Hongfu Temple © Ssppeeeeddyy
Longtemps, ces terres furent enclavées. L’isolement protégea la diversité de leurs mondes. Diversité des paysages que seule fait varier l’altitude : dans cette zone subtropicale, on passe des contreforts enneigés de l’Himalaya à l’exubérance végétale de l’Asie des moussons, des steppes des hauts plateaux aux karsts arides et ruiniformes. Diversité des peuples : sur les 55 nationalités minoritaires reconnues par la Chine, plus des deux tiers vivent ici, au rythme du cycle des saisons et des foires hebdomadaires, loin, bien loin, des métropoles de l’Est. Avec eux commence le lent voyage du regard et du cœur.

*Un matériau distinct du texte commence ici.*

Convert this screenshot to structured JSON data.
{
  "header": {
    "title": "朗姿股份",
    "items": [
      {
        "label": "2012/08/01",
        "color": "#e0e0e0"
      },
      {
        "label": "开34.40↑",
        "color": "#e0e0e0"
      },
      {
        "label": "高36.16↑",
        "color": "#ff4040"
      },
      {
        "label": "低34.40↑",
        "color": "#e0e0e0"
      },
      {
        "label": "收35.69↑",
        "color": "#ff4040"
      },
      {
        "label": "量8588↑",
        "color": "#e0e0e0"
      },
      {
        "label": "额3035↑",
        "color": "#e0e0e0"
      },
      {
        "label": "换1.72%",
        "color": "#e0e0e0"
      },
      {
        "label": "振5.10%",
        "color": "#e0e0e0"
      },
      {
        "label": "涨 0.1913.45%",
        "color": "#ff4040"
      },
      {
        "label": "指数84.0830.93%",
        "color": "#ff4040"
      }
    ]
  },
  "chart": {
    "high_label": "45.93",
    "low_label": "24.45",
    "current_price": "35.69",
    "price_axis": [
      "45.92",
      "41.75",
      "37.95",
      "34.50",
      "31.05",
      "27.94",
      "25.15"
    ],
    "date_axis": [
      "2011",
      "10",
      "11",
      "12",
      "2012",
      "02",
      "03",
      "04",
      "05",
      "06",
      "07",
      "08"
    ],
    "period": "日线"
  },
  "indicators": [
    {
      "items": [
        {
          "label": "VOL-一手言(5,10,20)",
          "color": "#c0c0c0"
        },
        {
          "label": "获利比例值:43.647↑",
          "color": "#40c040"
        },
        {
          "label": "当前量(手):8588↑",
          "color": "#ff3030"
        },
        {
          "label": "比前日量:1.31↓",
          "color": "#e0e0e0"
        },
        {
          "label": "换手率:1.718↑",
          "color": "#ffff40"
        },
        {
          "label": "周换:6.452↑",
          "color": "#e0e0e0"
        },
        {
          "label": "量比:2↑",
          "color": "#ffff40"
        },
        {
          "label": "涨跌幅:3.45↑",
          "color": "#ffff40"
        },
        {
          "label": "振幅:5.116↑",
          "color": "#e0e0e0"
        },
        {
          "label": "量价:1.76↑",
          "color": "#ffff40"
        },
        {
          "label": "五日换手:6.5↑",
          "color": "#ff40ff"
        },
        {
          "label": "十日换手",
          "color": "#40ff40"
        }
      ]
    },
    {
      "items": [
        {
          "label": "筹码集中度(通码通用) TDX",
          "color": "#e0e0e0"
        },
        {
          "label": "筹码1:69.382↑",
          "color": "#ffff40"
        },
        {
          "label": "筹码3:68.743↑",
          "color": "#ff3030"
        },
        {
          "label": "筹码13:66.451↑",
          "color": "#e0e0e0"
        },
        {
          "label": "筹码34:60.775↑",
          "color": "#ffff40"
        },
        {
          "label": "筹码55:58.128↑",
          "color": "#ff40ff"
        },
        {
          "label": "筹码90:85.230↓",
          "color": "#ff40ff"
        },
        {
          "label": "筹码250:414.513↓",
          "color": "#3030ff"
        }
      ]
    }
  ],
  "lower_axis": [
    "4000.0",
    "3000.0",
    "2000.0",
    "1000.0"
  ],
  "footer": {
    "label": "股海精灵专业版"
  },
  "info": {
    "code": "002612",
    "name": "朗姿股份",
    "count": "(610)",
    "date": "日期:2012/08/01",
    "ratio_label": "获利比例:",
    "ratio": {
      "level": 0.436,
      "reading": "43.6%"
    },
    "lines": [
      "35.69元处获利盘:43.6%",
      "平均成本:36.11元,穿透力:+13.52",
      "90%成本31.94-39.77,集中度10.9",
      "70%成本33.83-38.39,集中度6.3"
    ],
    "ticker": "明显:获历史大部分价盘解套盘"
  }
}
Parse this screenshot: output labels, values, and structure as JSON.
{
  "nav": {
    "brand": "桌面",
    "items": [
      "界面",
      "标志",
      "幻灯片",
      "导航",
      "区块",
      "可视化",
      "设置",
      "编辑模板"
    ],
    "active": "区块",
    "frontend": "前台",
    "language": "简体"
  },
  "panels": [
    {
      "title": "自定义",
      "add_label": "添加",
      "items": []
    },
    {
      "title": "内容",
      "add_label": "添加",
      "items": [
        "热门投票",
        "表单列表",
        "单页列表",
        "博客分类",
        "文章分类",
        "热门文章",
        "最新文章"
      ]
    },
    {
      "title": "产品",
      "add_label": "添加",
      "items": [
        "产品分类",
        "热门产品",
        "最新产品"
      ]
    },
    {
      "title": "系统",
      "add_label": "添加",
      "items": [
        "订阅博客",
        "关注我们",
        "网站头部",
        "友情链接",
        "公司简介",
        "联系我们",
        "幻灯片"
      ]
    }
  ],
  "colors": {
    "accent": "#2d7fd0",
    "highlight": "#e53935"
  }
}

Les terres inconnues des « barbares » du Sud
Carrefour commercial entre plateau tibétain et golfe du Bengale, via la haute Birmanie, l’histoire de ces marches ressemble à celle de la route de la Soie. A cela près qu’il n’est pas question de grandes étendues désertiques, de passes à gravir dans le blizzard, mais de brusques abrupts à franchir, de gorges à traverser sur des ponts précaires, de touffeur tropicale ou de bise brutale, de pluies, de routes impossibles à construire… Une géographie bien trop confuse en somme pour élever le rempart protecteur de la Grande Muraille et déployer des garnisons de soldats-colons. Au Sud-Ouest, l’empire dut temporiser. Trop de peuples, trop de langues. Maintenir la paix avec les chefs indigènes resta longtemps le compromis adopté pour permettre au commerce une partie des richesses minières. Les tentatives de conquête ne donnaient que des résultats éphémères. Jusqu’au XVIIe siècle, Yunnan et Guizhou restèrent considérés comme des terres d’exil au climat insalubre, peuplées de « barbares ».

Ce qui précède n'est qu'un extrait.